I do not know where I am making a mistake... The problem says that obtaining the Fourier series for the $2\pi$ periodic odd function $f(x)=x(\pi-x)$ on $[0,\pi]$ and using Parseval's relation I should obtain $$\sum_{n=1}^\infty\frac{1}{(2n-1)^6}=\frac{\pi^6}{960}.$$
So, I already know that the odd extension for the function is $$f(x)=\frac{8}{\pi}\sum_{n=1}^\infty\frac{1}{(2n-1)^3}\sin(2n-1)x$$ where $$b_n=\frac{8}{\pi}\cdot\frac{1}{(2n-1)^3}\Longrightarrow b_n^2=\frac{64}{\pi^2}\cdot\frac{1}{(2n-1)^6}.$$ On the other hand $$\frac{1}{\pi}\int_{-\pi}^\pi f^2(x)dx=\frac{1}{\pi}\int_{-\pi}^\pi [x(\pi-x)]^2 dx=\frac{16 \pi^4}{15}.$$ Putting this together with Parseval's $$\frac{64}{\pi^2} \sum_{n=1}^\infty \frac{1}{(2n-1)^6}=\frac{16 \pi^4}{15}$$ which results in $$\sum_{n=1}^\infty \frac{1}{(2n-1)^6}=\frac{\pi^6}{60}$$ and not what the problem states... ?

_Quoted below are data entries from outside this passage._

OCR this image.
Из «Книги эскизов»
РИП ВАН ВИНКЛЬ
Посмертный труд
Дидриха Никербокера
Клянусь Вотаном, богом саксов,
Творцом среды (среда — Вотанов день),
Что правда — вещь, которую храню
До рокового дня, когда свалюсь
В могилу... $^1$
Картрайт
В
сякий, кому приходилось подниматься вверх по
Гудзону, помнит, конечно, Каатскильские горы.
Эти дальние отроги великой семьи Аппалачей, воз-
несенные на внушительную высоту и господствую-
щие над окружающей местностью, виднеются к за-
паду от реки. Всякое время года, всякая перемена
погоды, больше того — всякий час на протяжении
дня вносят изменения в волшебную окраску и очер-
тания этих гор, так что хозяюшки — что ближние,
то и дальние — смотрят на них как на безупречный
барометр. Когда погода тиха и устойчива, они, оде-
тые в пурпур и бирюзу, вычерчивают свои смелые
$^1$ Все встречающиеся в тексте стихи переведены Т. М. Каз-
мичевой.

Any help will be appreciated. Thank you.
You have the correct fourier series. But as Jean-Claude Arbaut says you're doing the integral in Parseval Formula wrong. For the sine series use instead:
$$ \frac{2}{\pi} \int_0^\pi |f(x)|^2 dx = \sum_{n>1} |b_n|^2 $$
This gives the desired result:
$$ \sum_{n>1} \frac{1}{(2n-1)^6} = \frac{\pi^6}{960}$$
However I don't know how to get from here to:
$$ ζ (6) = \sum_{n>1} \frac{1}{n^6} = \frac{\pi^6}{945}$$
Maybe I have to compute the cosine fourier series for the even terms?